OSHA guidelines provide that if an employee tests positive for COVID-19, the employer should:
· Send home all employees who worked closely with that employee for a 14-day period of time to ensure the infection does not spread. Before the employee departs, ask them to identify all individuals who worked in close proximity (three to six feet) with them in the previous 14 days to ensure you have a full list of those who should be sent home. Do not identify by name the infected employee or you could risk a violation of confidentiality laws.
· Advise potentially affected workers (those who were in close proximity to the affected worker) so they can take all necessary precautions. This is the situation where employees who shared tools or used the same mechanical equipment as the infected person need to be informed of their potential exposure to the virus. Again, do NOT disclose the identity of the infected person unless that person has provided written consent.
As to the “deep clean” of the area where the infected person worked, the CDC provides recommendations for cleaning and disinfecting areas where the presence of COVID-19 is suspected or confirmed. According to the CDC, “cleaning” refers to “the removal of dirt and impurities, including germs from surfaces…[but] cleaning alone does not kill germs.” To kill germs, the CDC recommends disinfecting the area “by using chemicals to kill germs on surfaces.”
For a construction site, it may not be necessary to deep clean the entire site, but only those areas where the infected person worked. For example, on large projects if an employee worked solely on the 2nd floor, then that is the only area where the deep clean would be necessary. Any such area should be closed-off with the use of plastic sheeting and subject to a deep clean. In addition, all tools, equipment, etc. which the infected person used or may have used should all be thoroughly cleaned and disinfected.

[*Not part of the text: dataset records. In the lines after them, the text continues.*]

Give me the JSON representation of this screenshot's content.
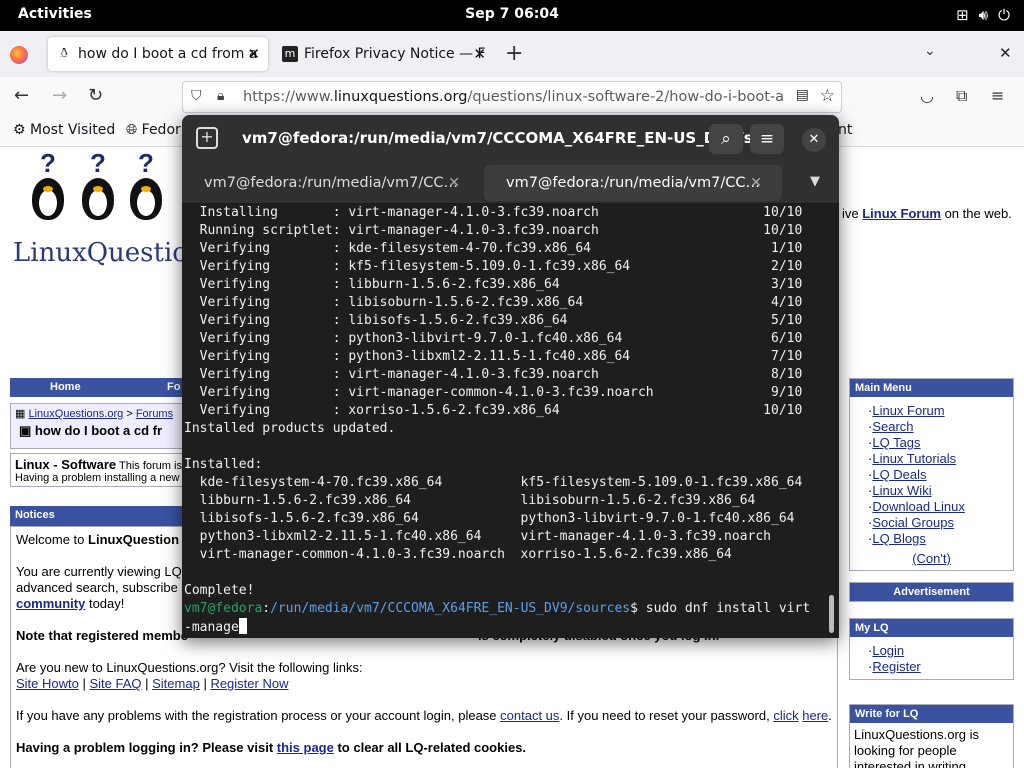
{
  "topbar": {
    "activities": "Activities",
    "clock": "Sep 7  06:04"
  },
  "browser": {
    "tabs": [
      {
        "title": "how do I boot a cd from a",
        "active": true
      },
      {
        "title": "Firefox Privacy Notice — F",
        "active": false
      }
    ],
    "url_prefix": "https://www.",
    "url_domain": "linuxquestions.org",
    "url_path": "/questions/linux-software-2/how-do-i-boot-a-",
    "bookmarks": {
      "most_visited": "Most Visited",
      "fedora": "Fedor",
      "partial_right": "nt"
    }
  },
  "page": {
    "logo_text": "LinuxQuestions",
    "tagline_prefix": "ive ",
    "tagline_link": "Linux Forum",
    "tagline_suffix": " on the web.",
    "nav": {
      "home": "Home",
      "fo": "Fo"
    },
    "breadcrumb": {
      "site": "LinuxQuestions.org",
      "sep": ">",
      "forums": "Forums",
      "thread": "how do I boot a cd fr"
    },
    "forum": {
      "name": "Linux - Software",
      "desc": "This forum is",
      "desc2": "Having a problem installing a new"
    },
    "notices": {
      "header": "Notices",
      "welcome_prefix": "Welcome to ",
      "welcome_bold": "LinuxQuestion",
      "viewing_1": "You are currently viewing LQ",
      "viewing_2": "advanced search, subscribe",
      "community": "community",
      "today": " today!",
      "note": "Note that registered membe",
      "note_tail": "ls completely disabled once you log in.",
      "newto": "Are you new to LinuxQuestions.org? Visit the following links:",
      "links": [
        "Site Howto",
        "Site FAQ",
        "Sitemap",
        "Register Now"
      ],
      "problems_1": "If you have any problems with the registration process or your account login, please ",
      "contact": "contact us",
      "problems_2": ". If you need to reset your password, ",
      "click": "click",
      "here": "here",
      "period": ".",
      "cookies_1": "Having a problem logging in? Please visit ",
      "this_page": "this page",
      "cookies_2": " to clear all LQ-related cookies."
    },
    "main_menu": {
      "header": "Main Menu",
      "items": [
        "Linux Forum",
        "Search",
        "LQ Tags",
        "Linux Tutorials",
        "LQ Deals",
        "Linux Wiki",
        "Download Linux",
        "Social Groups",
        "LQ Blogs"
      ],
      "cont": "(Con't)"
    },
    "advertisement": "Advertisement",
    "my_lq": {
      "header": "My LQ",
      "items": [
        "Login",
        "Register"
      ]
    },
    "write_for_lq": {
      "header": "Write for LQ",
      "text": "LinuxQuestions.org is looking for people interested in writing"
    }
  },
  "terminal": {
    "title": "vm7@fedora:/run/media/vm7/CCCOMA_X64FRE_EN-US_DV9/s…",
    "tabs": [
      {
        "title": "vm7@fedora:/run/media/vm7/CC…",
        "active": false
      },
      {
        "title": "vm7@fedora:/run/media/vm7/CC…",
        "active": true
      }
    ],
    "output": "  Installing       : virt-manager-4.1.0-3.fc39.noarch                     10/10\n  Running scriptlet: virt-manager-4.1.0-3.fc39.noarch                     10/10\n  Verifying        : kde-filesystem-4-70.fc39.x86_64                       1/10\n  Verifying        : kf5-filesystem-5.109.0-1.fc39.x86_64                  2/10\n  Verifying        : libburn-1.5.6-2.fc39.x86_64                           3/10\n  Verifying        : libisoburn-1.5.6-2.fc39.x86_64                        4/10\n  Verifying        : libisofs-1.5.6-2.fc39.x86_64                          5/10\n  Verifying        : python3-libvirt-9.7.0-1.fc40.x86_64                   6/10\n  Verifying        : python3-libxml2-2.11.5-1.fc40.x86_64                  7/10\n  Verifying        : virt-manager-4.1.0-3.fc39.noarch                      8/10\n  Verifying        : virt-manager-common-4.1.0-3.fc39.noarch               9/10\n  Verifying        : xorriso-1.5.6-2.fc39.x86_64                          10/10\nInstalled products updated.\n\nInstalled:\n  kde-filesystem-4-70.fc39.x86_64          kf5-filesystem-5.109.0-1.fc39.x86_64\n  libburn-1.5.6-2.fc39.x86_64              libisoburn-1.5.6-2.fc39.x86_64\n  libisofs-1.5.6-2.fc39.x86_64             python3-libvirt-9.7.0-1.fc40.x86_64\n  python3-libxml2-2.11.5-1.fc40.x86_64     virt-manager-4.1.0-3.fc39.noarch\n  virt-manager-common-4.1.0-3.fc39.noarch  xorriso-1.5.6-2.fc39.x86_64\n\nComplete!",
    "prompt_user": "vm7@fedora",
    "prompt_sep": ":",
    "prompt_path": "/run/media/vm7/CCCOMA_X64FRE_EN-US_DV9/sources",
    "prompt_cmd": "$ sudo dnf install virt",
    "prompt_wrap": "-manage"
  },
  "colors": {
    "terminal_bg": "#1e1e1e",
    "prompt_user": "#26a269",
    "prompt_path": "#5aa0e8",
    "lq_blue": "#3a52a0"
  }
}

As to procedure for conducting a deep clean, the CDC recommends the following:
· The closure of areas used by the infected employee and wait as long as practical before cleaning and disinfecting to minimize potential for exposure to respiratory droplets. If the site is enclosed, open outside doors and windows to increase air circulation in the area. Wait up to 24 hours before beginning to clean and disinfect the area.
· Cleaning staff should clean and disinfect all areas (e.g., offices, bathrooms, and common areas) used by the ill persons, focusing especially on frequently touched surfaces.
As construction projects move forward during this pandemic, general contractors and construction managers should take all steps necessary to avoid employees’ exposure to COVID-19 so that the project can continue to completion as close to schedule and budget as possible.